Nannie Doss got around. She was found to have killed four husbands one in Alabama, one in North Carolina, one in Kansas and one in Oklahoma the last one, Samuel Doss, for whose murder she was eventually tried and convicted. And there are other purported victims as well. Nannie is also alleged to have killed her mother, two of her four daughters, a mother-in-law and other family members, either by her favorite form of homicide, prunes salted with rat arsenic, or through one or another spontaneous means of annihilation.

The Crime Library hails its fortune to have been able to interview Sherby Green, a direct relative of Nannie whose search for her family genealogy brought her to studying Mrs. Doss over the last ten years.

"My great grandmother and Nannie's mother were sisters. That makes me a cousin twice removed. My family doesn't like to talk about Nannie; she's the bloodline black sheep," Sherby confides, "the skeleton in our closet."
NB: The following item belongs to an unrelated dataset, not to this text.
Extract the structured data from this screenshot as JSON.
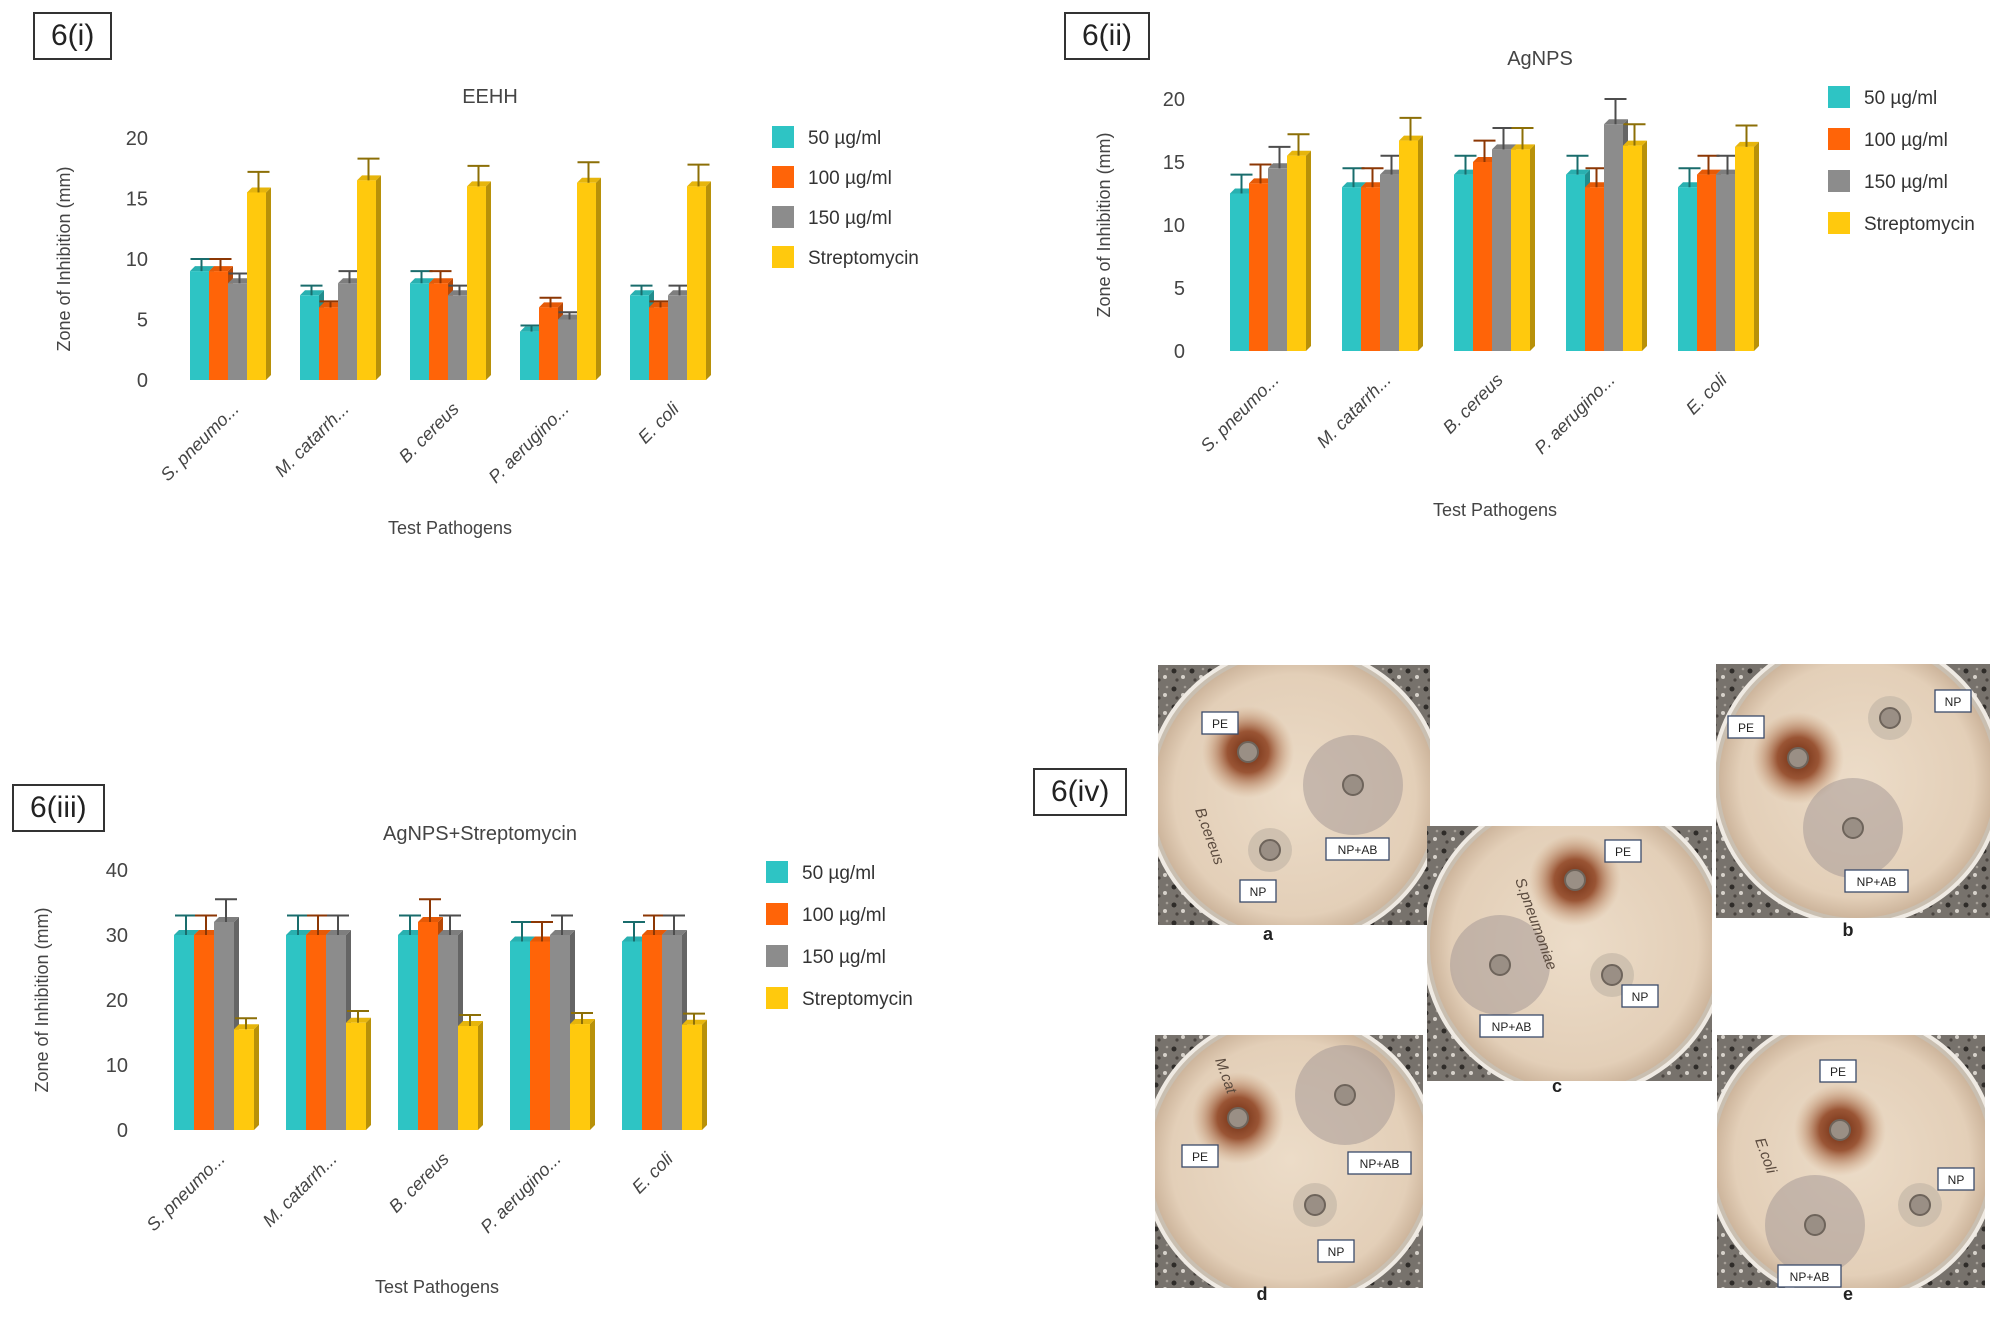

Nonetheless, Sherby has found her cousin fascinating in a macabre way: "Nannie lived, she committed atrocities. Good or bad, she's become folkloric here," alluding to the northeastern corner of Alabama where she and Nannie grew up. "In Blue Mountain, where Nannie was born, she's a legend."

Nannie, however, legend and color aside, was a killer. "She killed because she liked it," attests The A-Z Encyclopedia of Serial Killers by Harold Schechter and Everitt David.

And it is a testimony to which Sherby, despite her familial ties, agrees. "Each of us determines our fate or destiny, as well as what type of life we live. No one put a gun to her head or twisted her arm to make her commit such cold, heartless crimes. They were her decision."